After a year as a student in the Infantry Officer's Advanced Course back at Fort Benning, and another year on the staff and faculty at the Infantry School (for which he was awarded the Army Commendation Medal), Doug was chosen to attend graduate school at Georgia Tech. There he earned a master's degree in electrical engineering and electronics in 1961. From there, Doug went to the Air Defense School at Fort Bliss for three years where he headed the Missile Science Course for which he was awarded a second Commendation Medal. This tour established a continuing relationship with El Paso, for it was there that the Poages later retired.

 In 1963, Doug went to the Republic of Vietnam where he served for a year as province advisor in Tuy Hoa. There he earned the Combat Infantryman Badge. On return to the States, Doug completed the Command and General Staff College at Fort Leavenworth and was then assigned as commander of a basic training battalion at Fort Polk, Louisiana. For those who know Fort Polk, and to quote Doug, that was "a place where you had to make your own fun."

Doug volunteered to return to Vietnam in 1967 where, after six months in Saigon, he got a prized battalion command with the 199th Infantry Brigade. In this position, he earned the Bronze Star Medal and six Air Medals. To Doug, this combat assignment culminated a lot of years of training and hard work.
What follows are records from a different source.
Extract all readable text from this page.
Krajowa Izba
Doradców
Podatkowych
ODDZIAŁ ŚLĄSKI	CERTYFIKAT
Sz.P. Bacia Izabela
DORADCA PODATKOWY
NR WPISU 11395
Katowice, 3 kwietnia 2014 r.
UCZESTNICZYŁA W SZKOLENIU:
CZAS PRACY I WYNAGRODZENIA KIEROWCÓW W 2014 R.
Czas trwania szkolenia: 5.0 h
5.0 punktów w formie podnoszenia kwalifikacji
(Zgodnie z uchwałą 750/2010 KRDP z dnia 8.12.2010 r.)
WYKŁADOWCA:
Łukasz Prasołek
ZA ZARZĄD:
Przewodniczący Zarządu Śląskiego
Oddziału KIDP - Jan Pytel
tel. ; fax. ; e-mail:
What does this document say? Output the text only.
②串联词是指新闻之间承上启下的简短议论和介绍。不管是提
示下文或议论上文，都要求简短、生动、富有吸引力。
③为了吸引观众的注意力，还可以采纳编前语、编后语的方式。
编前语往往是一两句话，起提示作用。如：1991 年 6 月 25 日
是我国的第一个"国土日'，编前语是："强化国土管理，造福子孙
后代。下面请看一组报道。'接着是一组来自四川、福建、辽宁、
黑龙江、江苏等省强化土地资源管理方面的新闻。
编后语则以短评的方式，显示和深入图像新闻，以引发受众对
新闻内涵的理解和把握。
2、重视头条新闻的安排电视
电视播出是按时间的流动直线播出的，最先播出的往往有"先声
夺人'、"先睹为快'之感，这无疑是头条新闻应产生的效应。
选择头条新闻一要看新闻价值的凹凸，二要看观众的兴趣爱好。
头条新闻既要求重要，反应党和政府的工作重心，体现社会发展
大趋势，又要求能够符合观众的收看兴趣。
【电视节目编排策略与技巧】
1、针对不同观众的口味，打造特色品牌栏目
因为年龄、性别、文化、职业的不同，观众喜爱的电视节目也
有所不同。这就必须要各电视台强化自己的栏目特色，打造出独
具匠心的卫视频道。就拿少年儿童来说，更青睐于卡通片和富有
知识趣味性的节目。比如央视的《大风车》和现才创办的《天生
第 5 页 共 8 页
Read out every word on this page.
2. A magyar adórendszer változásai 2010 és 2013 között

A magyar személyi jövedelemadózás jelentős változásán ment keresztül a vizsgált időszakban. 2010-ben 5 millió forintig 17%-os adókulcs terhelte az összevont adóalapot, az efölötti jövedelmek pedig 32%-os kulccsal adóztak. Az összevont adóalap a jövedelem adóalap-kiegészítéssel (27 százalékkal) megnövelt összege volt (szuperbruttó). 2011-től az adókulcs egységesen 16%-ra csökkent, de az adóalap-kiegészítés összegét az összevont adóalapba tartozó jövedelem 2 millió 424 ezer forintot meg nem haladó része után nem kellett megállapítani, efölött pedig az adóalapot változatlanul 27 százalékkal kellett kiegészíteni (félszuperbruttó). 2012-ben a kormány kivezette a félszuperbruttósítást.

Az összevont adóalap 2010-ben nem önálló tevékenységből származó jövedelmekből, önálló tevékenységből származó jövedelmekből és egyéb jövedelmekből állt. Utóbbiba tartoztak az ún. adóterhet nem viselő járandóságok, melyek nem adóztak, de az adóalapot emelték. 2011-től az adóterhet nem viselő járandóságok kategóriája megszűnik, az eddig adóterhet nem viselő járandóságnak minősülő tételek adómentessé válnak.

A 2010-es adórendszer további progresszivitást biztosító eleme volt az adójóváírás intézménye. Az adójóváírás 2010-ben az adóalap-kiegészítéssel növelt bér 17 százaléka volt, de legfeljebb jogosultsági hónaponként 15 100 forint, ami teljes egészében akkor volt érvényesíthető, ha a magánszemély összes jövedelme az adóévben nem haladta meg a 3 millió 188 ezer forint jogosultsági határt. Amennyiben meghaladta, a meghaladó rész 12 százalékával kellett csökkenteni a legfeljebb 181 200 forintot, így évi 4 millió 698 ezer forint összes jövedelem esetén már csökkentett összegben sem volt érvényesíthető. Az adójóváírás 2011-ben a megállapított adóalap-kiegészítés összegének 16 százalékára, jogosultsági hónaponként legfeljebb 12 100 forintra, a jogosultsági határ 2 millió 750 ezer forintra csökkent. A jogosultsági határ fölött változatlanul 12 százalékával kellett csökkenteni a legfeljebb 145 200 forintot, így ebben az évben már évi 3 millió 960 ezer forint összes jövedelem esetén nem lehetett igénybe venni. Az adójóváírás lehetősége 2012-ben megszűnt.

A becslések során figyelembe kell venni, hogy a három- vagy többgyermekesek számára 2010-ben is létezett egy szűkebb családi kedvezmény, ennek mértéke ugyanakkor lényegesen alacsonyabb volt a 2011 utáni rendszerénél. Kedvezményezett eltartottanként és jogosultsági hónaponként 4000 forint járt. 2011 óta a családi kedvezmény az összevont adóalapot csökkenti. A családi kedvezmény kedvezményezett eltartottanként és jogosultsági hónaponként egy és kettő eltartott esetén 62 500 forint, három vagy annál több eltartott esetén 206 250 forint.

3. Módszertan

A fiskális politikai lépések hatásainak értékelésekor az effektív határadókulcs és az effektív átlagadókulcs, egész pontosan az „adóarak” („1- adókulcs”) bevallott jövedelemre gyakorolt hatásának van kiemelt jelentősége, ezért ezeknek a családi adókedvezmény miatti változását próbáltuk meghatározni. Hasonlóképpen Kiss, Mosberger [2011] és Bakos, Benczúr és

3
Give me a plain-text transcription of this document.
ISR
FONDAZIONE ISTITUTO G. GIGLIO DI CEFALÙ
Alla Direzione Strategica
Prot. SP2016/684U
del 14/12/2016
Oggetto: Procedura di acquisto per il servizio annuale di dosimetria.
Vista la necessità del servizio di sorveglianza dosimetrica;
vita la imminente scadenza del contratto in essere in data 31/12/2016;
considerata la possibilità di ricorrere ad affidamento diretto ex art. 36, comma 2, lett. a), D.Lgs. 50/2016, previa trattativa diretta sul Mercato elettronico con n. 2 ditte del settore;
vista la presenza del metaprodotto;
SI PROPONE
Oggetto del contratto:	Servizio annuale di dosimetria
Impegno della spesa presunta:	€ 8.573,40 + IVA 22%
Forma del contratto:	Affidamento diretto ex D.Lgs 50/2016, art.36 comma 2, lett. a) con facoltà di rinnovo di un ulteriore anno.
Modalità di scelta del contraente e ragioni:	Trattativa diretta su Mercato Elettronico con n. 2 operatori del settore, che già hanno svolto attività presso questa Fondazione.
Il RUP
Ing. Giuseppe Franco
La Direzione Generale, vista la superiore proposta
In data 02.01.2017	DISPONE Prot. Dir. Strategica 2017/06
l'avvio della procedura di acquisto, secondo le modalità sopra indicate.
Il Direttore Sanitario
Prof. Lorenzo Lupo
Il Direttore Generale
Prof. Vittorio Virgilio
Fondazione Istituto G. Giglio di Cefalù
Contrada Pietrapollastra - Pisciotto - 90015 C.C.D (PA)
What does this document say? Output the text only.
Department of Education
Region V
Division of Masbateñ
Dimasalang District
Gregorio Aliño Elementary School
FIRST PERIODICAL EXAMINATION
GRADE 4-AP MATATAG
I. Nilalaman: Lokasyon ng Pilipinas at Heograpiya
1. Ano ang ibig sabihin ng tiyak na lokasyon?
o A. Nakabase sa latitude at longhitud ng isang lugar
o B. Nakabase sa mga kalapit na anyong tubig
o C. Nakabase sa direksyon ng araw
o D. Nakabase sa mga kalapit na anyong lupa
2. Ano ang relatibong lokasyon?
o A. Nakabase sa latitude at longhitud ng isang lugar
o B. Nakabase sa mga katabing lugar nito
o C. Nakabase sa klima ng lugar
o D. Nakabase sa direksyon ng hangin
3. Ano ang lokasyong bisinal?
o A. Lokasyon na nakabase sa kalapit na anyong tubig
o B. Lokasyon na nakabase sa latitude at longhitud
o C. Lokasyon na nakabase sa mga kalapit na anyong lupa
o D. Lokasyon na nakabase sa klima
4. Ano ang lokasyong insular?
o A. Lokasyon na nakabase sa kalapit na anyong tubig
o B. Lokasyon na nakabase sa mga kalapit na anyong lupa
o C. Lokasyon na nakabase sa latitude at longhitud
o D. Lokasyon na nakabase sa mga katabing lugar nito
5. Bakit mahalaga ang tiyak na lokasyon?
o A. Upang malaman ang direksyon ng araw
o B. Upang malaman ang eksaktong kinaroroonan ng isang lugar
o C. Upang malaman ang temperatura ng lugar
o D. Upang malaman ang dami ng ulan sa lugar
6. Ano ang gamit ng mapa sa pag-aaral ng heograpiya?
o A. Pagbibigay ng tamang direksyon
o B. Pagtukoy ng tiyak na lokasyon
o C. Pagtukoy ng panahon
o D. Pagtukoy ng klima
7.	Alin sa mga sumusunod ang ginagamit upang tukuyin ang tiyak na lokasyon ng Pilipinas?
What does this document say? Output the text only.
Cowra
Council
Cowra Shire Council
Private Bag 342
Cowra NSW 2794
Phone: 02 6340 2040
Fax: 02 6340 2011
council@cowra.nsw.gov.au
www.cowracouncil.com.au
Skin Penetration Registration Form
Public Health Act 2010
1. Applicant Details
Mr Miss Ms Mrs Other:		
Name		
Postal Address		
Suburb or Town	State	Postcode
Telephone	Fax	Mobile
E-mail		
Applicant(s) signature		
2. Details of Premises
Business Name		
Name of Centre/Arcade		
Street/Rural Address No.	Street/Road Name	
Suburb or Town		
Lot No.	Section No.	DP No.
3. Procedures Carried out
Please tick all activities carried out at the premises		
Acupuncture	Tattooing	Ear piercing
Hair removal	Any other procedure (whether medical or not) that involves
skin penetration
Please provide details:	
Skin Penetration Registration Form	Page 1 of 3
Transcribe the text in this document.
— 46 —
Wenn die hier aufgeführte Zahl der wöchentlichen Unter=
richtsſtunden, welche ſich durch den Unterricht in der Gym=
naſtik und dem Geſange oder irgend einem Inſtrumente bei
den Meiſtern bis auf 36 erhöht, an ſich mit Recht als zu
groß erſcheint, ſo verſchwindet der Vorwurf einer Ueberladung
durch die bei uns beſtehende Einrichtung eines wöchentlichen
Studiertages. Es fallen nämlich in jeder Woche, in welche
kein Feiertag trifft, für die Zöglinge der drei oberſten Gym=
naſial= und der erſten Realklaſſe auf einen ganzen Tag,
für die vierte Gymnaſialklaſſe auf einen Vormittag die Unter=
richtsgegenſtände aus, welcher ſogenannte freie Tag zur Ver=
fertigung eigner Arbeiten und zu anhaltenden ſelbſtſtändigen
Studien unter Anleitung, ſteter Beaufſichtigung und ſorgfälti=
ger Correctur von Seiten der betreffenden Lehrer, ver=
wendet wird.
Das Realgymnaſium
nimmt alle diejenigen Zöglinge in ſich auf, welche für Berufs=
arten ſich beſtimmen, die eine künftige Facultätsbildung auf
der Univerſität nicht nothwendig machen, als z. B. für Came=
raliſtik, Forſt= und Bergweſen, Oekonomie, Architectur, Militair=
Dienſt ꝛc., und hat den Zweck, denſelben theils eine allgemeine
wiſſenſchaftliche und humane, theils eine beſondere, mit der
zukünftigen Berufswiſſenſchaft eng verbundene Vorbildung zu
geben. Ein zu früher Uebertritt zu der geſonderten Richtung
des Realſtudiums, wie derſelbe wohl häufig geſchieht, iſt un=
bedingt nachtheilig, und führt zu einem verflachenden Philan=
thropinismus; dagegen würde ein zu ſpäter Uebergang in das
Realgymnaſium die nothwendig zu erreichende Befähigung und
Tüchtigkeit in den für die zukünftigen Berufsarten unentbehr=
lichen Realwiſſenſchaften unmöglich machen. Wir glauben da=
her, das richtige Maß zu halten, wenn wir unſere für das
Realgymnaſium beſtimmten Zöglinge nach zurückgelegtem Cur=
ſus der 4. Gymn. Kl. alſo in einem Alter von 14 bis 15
On Doug's return to the United States, the Poages began what was to be nearly five years in the Washington, DC area. Doug was first assigned to the Combat Developments Command where he was promoted to colonel in 1970 and earned the Legion of Merit, and then to the office of the Chief of Research and Development. After Washington, there was a four ­year tour in the Canal Zone where Doug was first the commander of the Atlantic Area Command and later the inspector general of the US Army Southern Command.

Starting in 1976, Doug's final military assignment was as senior advisor to the 76th Infantry Division, US Army Reserve, with headquarters in Hartford, Connecticut. Upon retirement in 1978, Doug was awarded a second Legion of Merit and returned with Mary to El Paso.

There were some peaceful and happy years there. Unfortunately, medical factors thwarted his intent to take up a teaching career. Later, after a long final illness which failed to stem his courage and optimism, Doug died on 8 May 1985. Mary later moved to Virginia.

Doug gave a lot of himself to the Army and to those who knew him well. As he reflected on his life near the end, he certainly had every reason to be content with the full, varied and rewarding life he had lived. After all, he achieved what he set out to do when he was a boy back in Tennessee. He is greatly missed by his family and by his classmates and friends.